So when we make final predictions, we get huge uncertainties. People would be surprised to see that our model says it’s possible that the Lakers might win by 20 points or they might lose by 20 points, but it makes sense if you think about it. It happens all the time. If our model thought it wasn’t possible for the Lakers to lose by 20 points, there would be a problem. The key insight though is that the model think’s it’s much more likely that the Lakers win by a few points than they lose by 20 points.

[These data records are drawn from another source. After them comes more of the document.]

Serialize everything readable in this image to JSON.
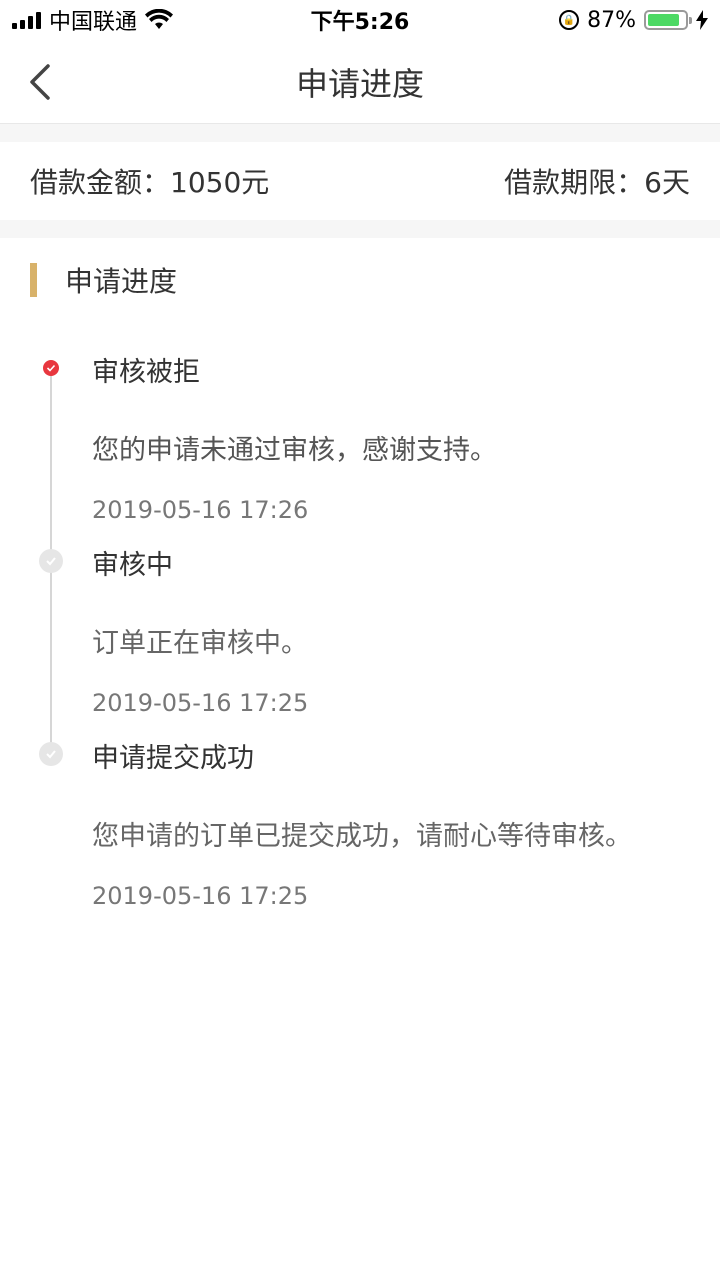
{
  "status_bar": {
    "carrier": "中国联通",
    "time": "下午5:26",
    "battery_percent": "87%",
    "battery_level": 0.87,
    "icons": [
      "signal-icon",
      "wifi-icon",
      "rotation-lock-icon",
      "battery-icon",
      "charging-icon"
    ]
  },
  "nav": {
    "title": "申请进度",
    "back_icon": "chevron-left-icon"
  },
  "loan": {
    "amount_label": "借款金额：1050元",
    "term_label": "借款期限：6天"
  },
  "section": {
    "title": "申请进度",
    "accent_color": "#d8b26a"
  },
  "timeline": [
    {
      "status": "审核被拒",
      "message": "您的申请未通过审核，感谢支持。",
      "time": "2019-05-16 17:26",
      "state": "active",
      "icon": "check-circle-icon",
      "color": "#e8373f"
    },
    {
      "status": "审核中",
      "message": "订单正在审核中。",
      "time": "2019-05-16 17:25",
      "state": "inactive",
      "icon": "check-circle-icon",
      "color": "#e6e6e6"
    },
    {
      "status": "申请提交成功",
      "message": "您申请的订单已提交成功，请耐心等待审核。",
      "time": "2019-05-16 17:25",
      "state": "inactive",
      "icon": "check-circle-icon",
      "color": "#e6e6e6"
    }
  ]
}
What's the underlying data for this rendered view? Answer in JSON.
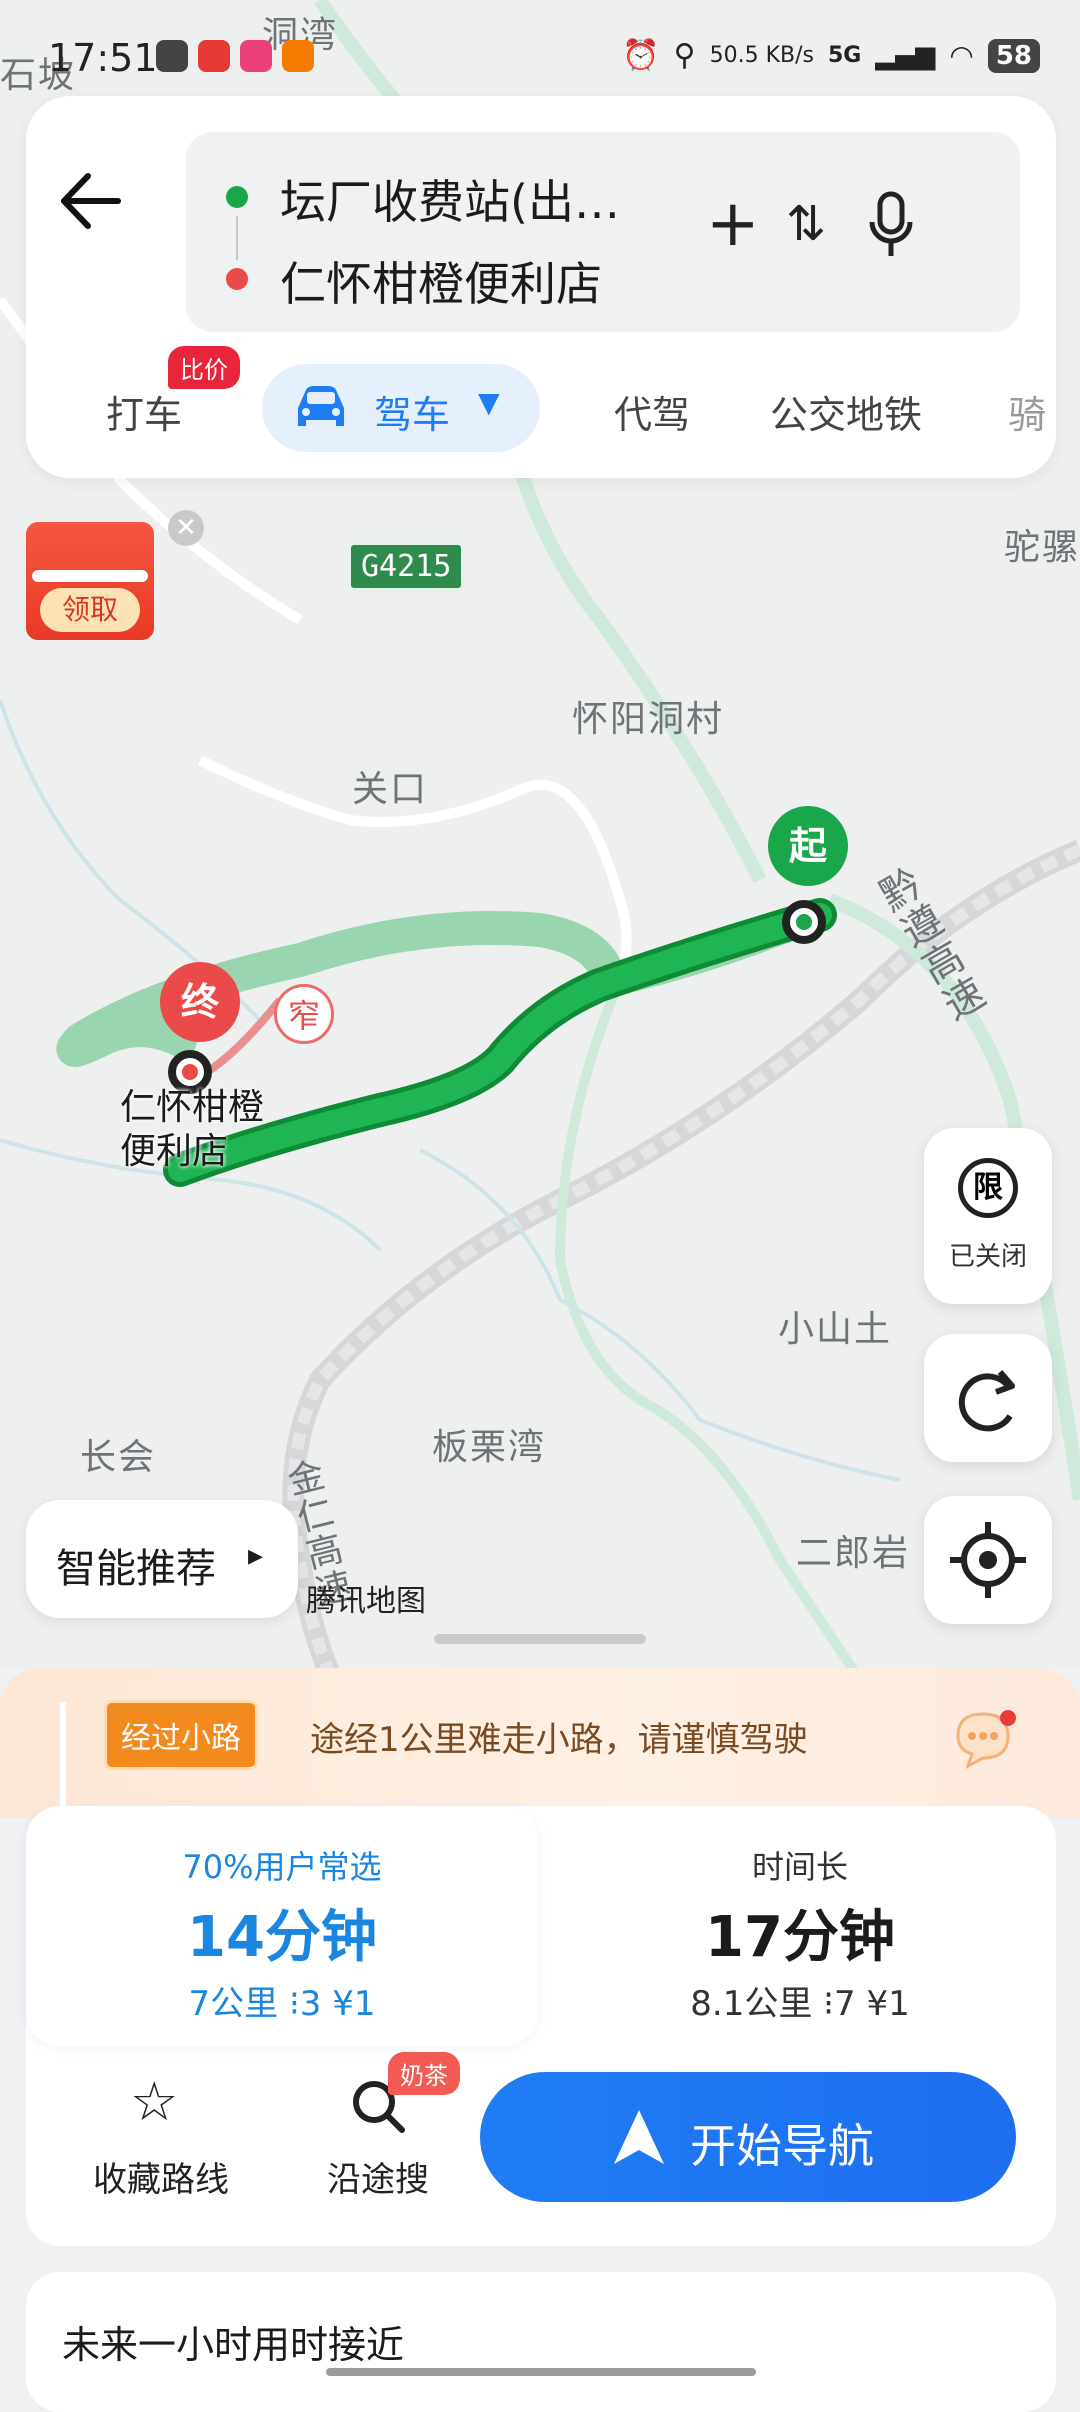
{
  "status": {
    "time": "17:51",
    "speed": "50.5 KB/s",
    "network": "5G",
    "battery": "58"
  },
  "header": {
    "origin": "坛厂收费站(出…",
    "destination": "仁怀柑橙便利店",
    "tabs": {
      "taxi": "打车",
      "taxi_badge": "比价",
      "drive": "驾车",
      "designated": "代驾",
      "transit": "公交地铁",
      "ride": "骑"
    }
  },
  "map": {
    "labels": {
      "dongwan": "洞湾",
      "shipo": "石坡",
      "tuo": "驼骡",
      "g4215": "G4215",
      "huaiyang": "怀阳洞村",
      "guankou": "关口",
      "xiaoshantu": "小山土",
      "changhui": "长会",
      "banliwan": "板栗湾",
      "erlangyan": "二郎岩",
      "jinren": "金仁高速",
      "jinren2": "速",
      "gaosu": "黔遵高速",
      "attribution": "腾讯地图"
    },
    "start_marker": "起",
    "end_marker": "终",
    "narrow_marker": "窄",
    "dest_label": "仁怀柑橙便利店",
    "promo": "领取",
    "limit": {
      "icon_text": "限",
      "label": "已关闭"
    },
    "smart_recommend": "智能推荐"
  },
  "route_notice": {
    "tag": "经过小路",
    "text": "途经1公里难走小路，请谨慎驾驶"
  },
  "routes": [
    {
      "tag": "70%用户常选",
      "time": "14分钟",
      "distance": "7公里",
      "lights": "3",
      "toll": "¥1"
    },
    {
      "tag": "时间长",
      "time": "17分钟",
      "distance": "8.1公里",
      "lights": "7",
      "toll": "¥1"
    }
  ],
  "actions": {
    "favorite": "收藏路线",
    "search": "沿途搜",
    "search_badge": "奶茶",
    "navigate": "开始导航"
  },
  "forecast": "未来一小时用时接近",
  "colors": {
    "accent": "#1f7df4",
    "route": "#1aa64a",
    "start": "#1aa64a",
    "end": "#ea4a4a"
  }
}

So when we say that Detroit will cover the spread with a 71% chance, that’s where all the uncertainty comes in. Maybe the Lakes blow them out, which is entirely feasibly (and the model is well aware of this possibility). But more likely it’s a close game with the Lakers winning. Which in this case, is exactly what happened.
The Underbelly
Here’s the full Stan model. It’s a work in progress, but it’s already over 150 lines of code. Maybe that doesn’t seem like much, but remember, most models are literally a single line of code (remember, xgboost.fit()
?). And that’s not speaking to the 1000s of lines of code to scrape and clean the historical training data required for this and any other model.
As we expand on the model, we’ll post periodic updates. Subscribe if you want to get those updates in your inbox.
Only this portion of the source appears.